MarioniLab / DropletUtils

Clone of the Bioconductor repository for the DropletUtils package.
https://bioconductor.org/packages/devel/bioc/html/DropletUtils.html
56 stars 27 forks source link

wrong args for environment subassignment #96

Closed hugo-cornu-one-biosciences closed 1 year ago

hugo-cornu-one-biosciences commented 1 year ago

Hi, I'm running emptyDrops on an AWS pipeline Sometime it works correctly but with big dataset I often get :

[1] "loading data..."
[1]   36601 6794880

[1] "running emptyDrops..."
--
Error in env[[as.character(i)]] <- value :   wrong args for environment subassignment
Calls: <Anonymous> ... bploop -> bploop.iterate -> <Anonymous> -> add_inorder
In addition: Warning message:
In parallel::mccollect(wait = FALSE, timeout = 1) :  1 parallel job did not deliver a result
#015  \|                                                                            #015  \|                                                                      \|   0%#015  \|                                                                            #015  \|                                                                      \|   1%
Execution halted

I am more a python guy than a R guy. Could you help me understand what is happening ?

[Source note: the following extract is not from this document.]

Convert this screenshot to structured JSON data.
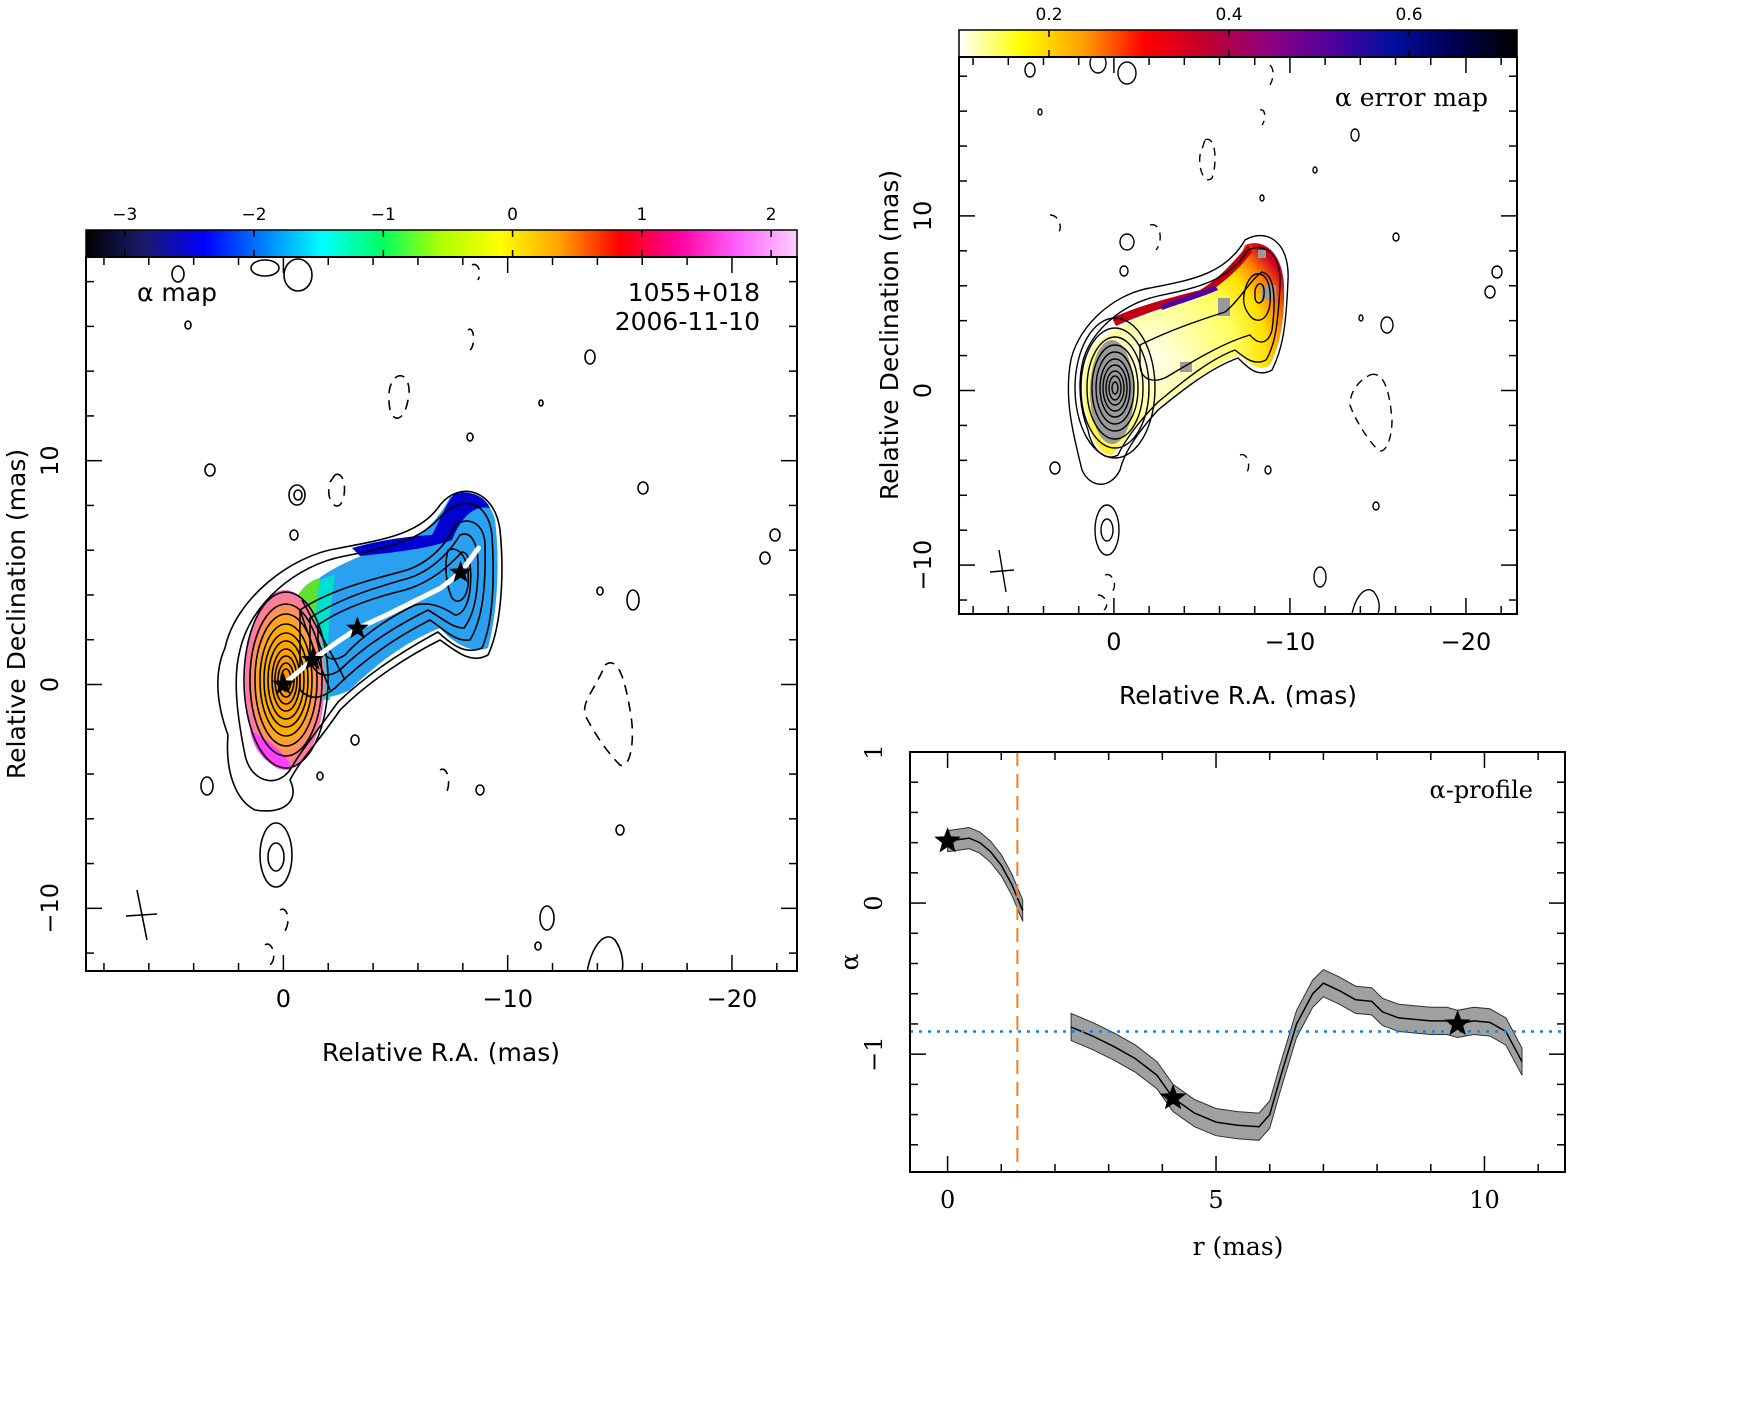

emptyDrops is running in a docker container and installed like this :

RUN conda install --file /tmp/dropletutils_pkgs_version.txt
LTLA commented 1 year ago

You probably don't have enough memory. The breakdown is as follows:

The error message arises from BiocParallel, which is Bioconductor's parallelization framework. As R is itself single-threaded, BiocParallel achieves its parallelization by creating new processes. This works fairly well but exhibits some interesting interactions with R's garbage collector. The long and short of it - from what I remember, at least - is that each child process thinks it has access to the entire memory allocation for the job, such that the garbage collector never bothers to reclaim memory within each process. This causes the observed memory usage to increase until it hits the threshold for collection. On a regular computer, this isn't a problem as the GC is eventually triggered one way or another, but if the operating system is enforcing a lower memory limit (e.g., via cgroups), it will start killing child processes if the total memory usage of the job runs over that limit, without giving the chance for the GC to do its job. This is the cause of the cryptic error in bploop (one of BiocParallel's internals), which - understandably - doesn't know what to do when its children get sniped.

So the solution is to probably just increase your memory or decrease the number of threads in your BPPARAM=. It's hard to be sure, though, because you don't provide a lot of detail:

In general, showing the traceback() and sessionInfo() would have been helpful.